Every three years the Bank for International Settlements carries out a survey of global foreign exchange. Not surprisingly the US$ remains unchallenged – foreign exchange deals with the US$ on one side of the transaction represented 87% of all deals. Remember because there are two sides to each transaction total trades add up to 200%.
The graph below shows the Daily Global FX Volume for 2013. The NZ$ is ranked the 10th most traded currency at 2%.

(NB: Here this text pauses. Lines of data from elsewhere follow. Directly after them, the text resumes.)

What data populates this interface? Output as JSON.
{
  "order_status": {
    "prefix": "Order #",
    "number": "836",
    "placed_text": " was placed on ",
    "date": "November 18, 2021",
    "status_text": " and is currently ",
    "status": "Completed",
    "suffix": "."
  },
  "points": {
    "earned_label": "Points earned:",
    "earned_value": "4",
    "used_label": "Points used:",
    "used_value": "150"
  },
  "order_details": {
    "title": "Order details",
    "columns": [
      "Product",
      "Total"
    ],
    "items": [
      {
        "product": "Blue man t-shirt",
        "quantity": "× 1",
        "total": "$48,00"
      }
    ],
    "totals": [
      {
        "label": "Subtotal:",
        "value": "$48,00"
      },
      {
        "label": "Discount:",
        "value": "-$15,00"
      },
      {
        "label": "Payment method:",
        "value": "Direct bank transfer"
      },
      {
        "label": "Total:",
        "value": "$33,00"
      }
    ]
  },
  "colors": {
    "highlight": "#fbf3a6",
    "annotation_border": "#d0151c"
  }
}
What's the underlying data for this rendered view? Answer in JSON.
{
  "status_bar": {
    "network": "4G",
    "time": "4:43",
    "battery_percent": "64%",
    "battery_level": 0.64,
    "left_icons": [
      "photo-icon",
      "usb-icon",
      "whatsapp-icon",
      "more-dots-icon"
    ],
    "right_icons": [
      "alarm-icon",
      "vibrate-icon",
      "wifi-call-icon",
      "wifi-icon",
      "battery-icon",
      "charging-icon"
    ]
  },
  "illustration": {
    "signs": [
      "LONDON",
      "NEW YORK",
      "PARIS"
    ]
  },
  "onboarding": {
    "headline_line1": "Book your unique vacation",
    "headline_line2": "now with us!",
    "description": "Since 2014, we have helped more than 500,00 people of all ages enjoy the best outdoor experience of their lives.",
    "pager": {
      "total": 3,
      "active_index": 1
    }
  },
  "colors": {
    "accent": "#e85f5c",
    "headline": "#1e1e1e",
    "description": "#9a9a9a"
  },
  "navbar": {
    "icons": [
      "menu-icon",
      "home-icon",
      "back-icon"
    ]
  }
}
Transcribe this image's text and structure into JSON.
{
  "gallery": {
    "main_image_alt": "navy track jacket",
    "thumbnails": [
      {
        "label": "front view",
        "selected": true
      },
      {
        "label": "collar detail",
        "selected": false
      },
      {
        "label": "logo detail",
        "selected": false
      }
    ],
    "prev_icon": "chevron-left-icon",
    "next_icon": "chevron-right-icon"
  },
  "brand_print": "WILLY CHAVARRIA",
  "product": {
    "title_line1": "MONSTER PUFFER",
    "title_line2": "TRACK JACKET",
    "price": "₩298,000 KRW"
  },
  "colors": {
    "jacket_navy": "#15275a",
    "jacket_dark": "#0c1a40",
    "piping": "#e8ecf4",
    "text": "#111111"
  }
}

* two sides to each transaction total trades add up to 200%
Global daily volume = US$5345bn
Global daily volume of NZ$ (expressed at US$) = US$105bn
Relative to its GDP New Zealand has had a high FX turnover especially in recent years. According to Brian Gaynor in the New Zealand Herald there are several reasons for this:
1. A low savings rate in New Zealand means less money in bank and therefore higher interest rates. This attracts “Hot Money” seeking a higher yield which increases the demand for NZ$’s.
2. Most big companies in NZ are overseas owned (especially banks) and use swaps to reduce the foreign exchange risks.
3. NZ organisations are big borrowers on international markets and therefore have to exchange the loans into NZ$’s.
4. As international trade (exporters and importers) is a large part of the NZ economy there is a lot of activity on the FX market
5. Speculators are attracted to the NZ$ as NZ has open financial markets and the Reserve Bank of NZ has limited influence on its value.